Qual a maior semelhança entre o 7 a 1 e a cirurgia de Neymar? Se você respondeu “Belo Horizonte”, errou. Tudo bem que, geograficamente falando e analisando simploriamente os dois fatos, eles têm, claro, uma ligação direta com a capital mineira. Mas quero ir um pouco mais fundo na discussão. Os dois acontecimentos, no mais forte poder da palavra, expuseram um aspecto tragicômico do Brasil contemporâneo. “Vergonha”, “tragédia”, “humilhação” foram algumas descrições para o fatídico 8 de julho de 2014. Mas, tão logo passou o chororô no estádio depois de o mundo ficar boquiaberto com aquilo que se passava no Mineirão, o que se viu depois foi uma enxurrada de trocadilhos, deboches, no mais puro estilo brincalhão dos brasileiros. Lembram? Agora, voltemos para 2018. Notaram algo parecido? Desde a espetacularidade da notícia da pré-chegada do craque até o embarque de volta para mansão, em Mangaratiba, foram cinco dias de frisson, especialmente de dentro para fora (de Belo Horizonte para o restante do planeta).
Overdose
Como costumamos perder o amigo, mas não perdemos a piada, tivemos na porta do hospital Mater Dei, nas redes sociais e até na mídia tradicional o destilar do genuíno veneno cômico verde-amarelo. Torcedores esticaram o Carnaval na Contorno, o quinto metatarso do pé direito de Neymar virou tema de stand-up, e até Galvão Bueno entrou na onda e narrou a operação, com comentários de Arnaldo César Coelho (para quem não soube, foi no programa “Bem, Amigos!”).
Parcimônia
Tudo bem que todas essas brincadeiras ganharam vida porque o fim dessa história, do ponto de vista clínico, tende a ser feliz, e o atacante terá condições de vestir a 10 amarelinha na Copa, em junho. Não que com o contrário (Neymar fora do Mundial) nossa criatividade cessaria, mas ela seria bem mais branda. Afinal de contas, zombar da desgraça alheia tem limite.
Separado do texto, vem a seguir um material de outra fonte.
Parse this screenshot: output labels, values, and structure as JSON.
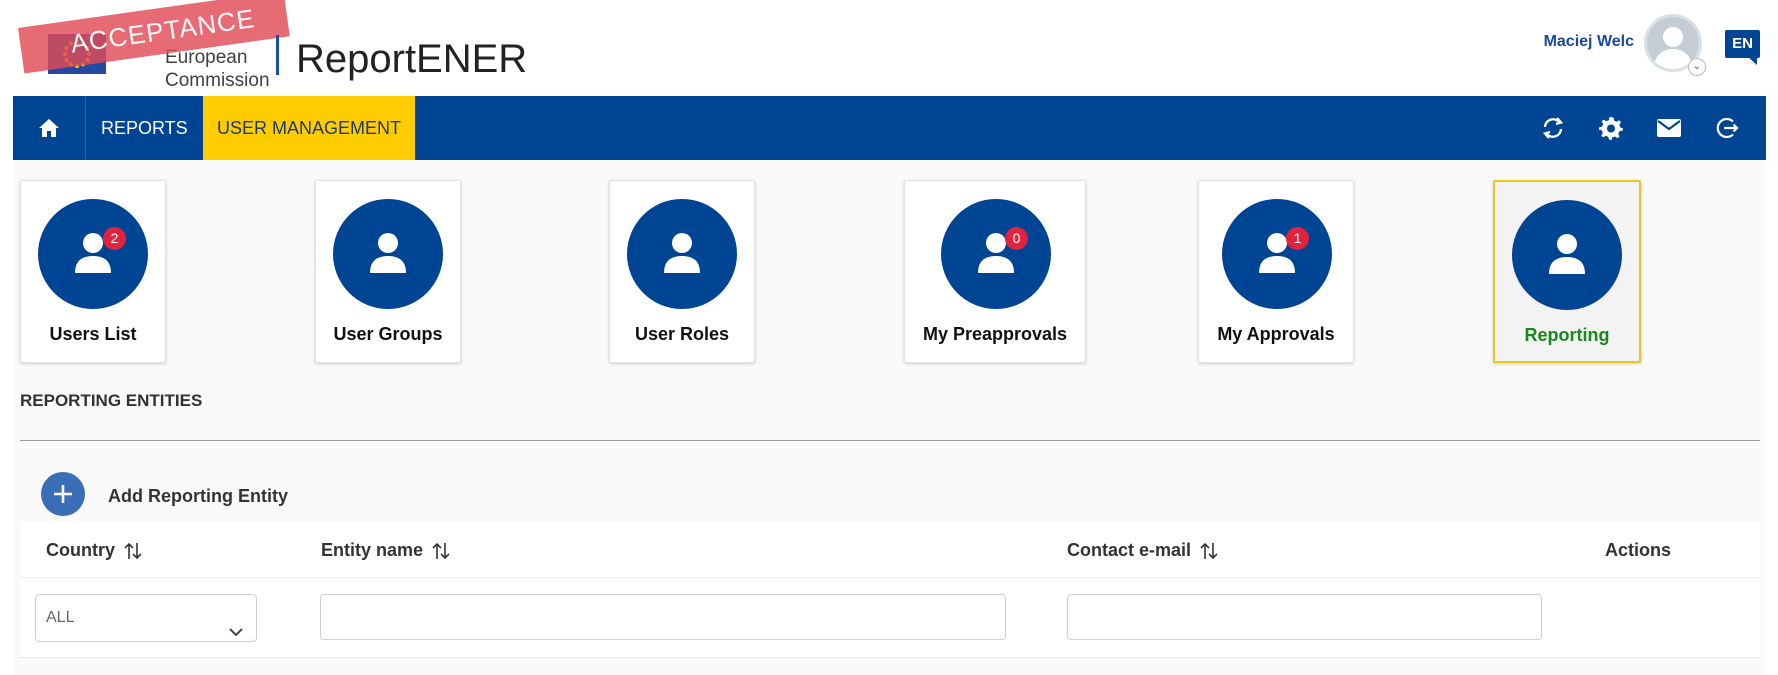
{
  "header": {
    "logo": {
      "org_line1": "European",
      "org_line2": "Commission",
      "watermark": "ACCEPTANCE"
    },
    "app_title": "ReportENER",
    "user_name": "Maciej Welc",
    "language": "EN"
  },
  "nav": {
    "items": [
      {
        "label": "REPORTS",
        "active": false
      },
      {
        "label": "USER MANAGEMENT",
        "active": true
      }
    ],
    "icons": [
      "home-icon",
      "refresh-icon",
      "settings-icon",
      "mail-icon",
      "logout-icon"
    ]
  },
  "tiles": [
    {
      "label": "Users List",
      "badge": "2",
      "active": false
    },
    {
      "label": "User Groups",
      "badge": null,
      "active": false
    },
    {
      "label": "User Roles",
      "badge": null,
      "active": false
    },
    {
      "label": "My Preapprovals",
      "badge": "0",
      "active": false
    },
    {
      "label": "My Approvals",
      "badge": "1",
      "active": false
    },
    {
      "label": "Reporting",
      "badge": null,
      "active": true
    }
  ],
  "section": {
    "title": "REPORTING ENTITIES",
    "add_label": "Add Reporting Entity"
  },
  "table": {
    "columns": [
      {
        "label": "Country",
        "sortable": true
      },
      {
        "label": "Entity name",
        "sortable": true
      },
      {
        "label": "Contact e-mail",
        "sortable": true
      },
      {
        "label": "Actions",
        "sortable": false
      }
    ],
    "filters": {
      "country": "ALL",
      "entity_name": "",
      "contact_email": ""
    }
  },
  "colors": {
    "primary": "#004494",
    "accent": "#ffcc00",
    "badge": "#e0233f",
    "active_label": "#178a1c"
  }
}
Machucado e fora da semifinal de 2014, quase ninguém ficou ironizando a ausência de Neymar na oportunidade.
Invencionices
Aliás, essa mania do brasileiro de fazer piada de tudo e de si mesmo precisava ser estudada. É cada uma que aparece. Muitas, bem criativas. E o futebol, e o esporte de maneira geral, é campo fértil para isso, vide a quantidade de memes compartilhados após a vitória do Cruzeiro sobre o Atlético no clássico. É por essas e outras que canais do YouTube como o Cenas Lamentáveis e Desimpedidos ganham cada vez mais popularidade, especialmente com as futuras gerações.
Controvérsias
O cara é uma estrela mundial e o principal nome do Brasil para a Copa do Mundo. Apesar de muita gente criticar, toda essa mobilização de imprensa só prova o quão importante ele é e o quão poderoso é esse esporte chamado futebol. Muita gente achou a cobertura ridícula, com “tantas outras coisas para se preocupar”, fazendo comparações com as áreas de saúde e educação, por exemplo. “Precisa criar um ‘BBB’ particular pro cara, não”, disse-me um seguidor no Twitter.
Mea-culpa
Como o assunto é profundo, há quem atribua esse circo sobre o jogador como um reflexo da sociedade. “Se eles fazem um ‘BBB’ com Neymar é por que dá ibope. E o ibope vem da população. Então, nós somos os culpados. A imprensa está fazendo o papel dela”, escreveu Vander, também no Twitter. O próprio Neymar gosta de se expor. A foto que postou com a namorada, Bruna Marquezine, e seu “novo possante” (a cadeira de rodas) é uma prova.
Sem cinto
É tanta gente de olho no craque que alguns percebem detalhes que outros não veem. Quando chegou ao Mater Dei, de carro, junto com o médico da seleção, Rodrigo Lasmar, Neymar estava no banco de trás e não usava cinto de segurança. Ao ver as imagens pela primeira vez, nem tinha percebido isso, mas logo fui alertado dessa infração de trânsito. Irrelevante? Absurdo? Nada é pequeno (sem trocadilhos) quando se fala de um astro do futebol.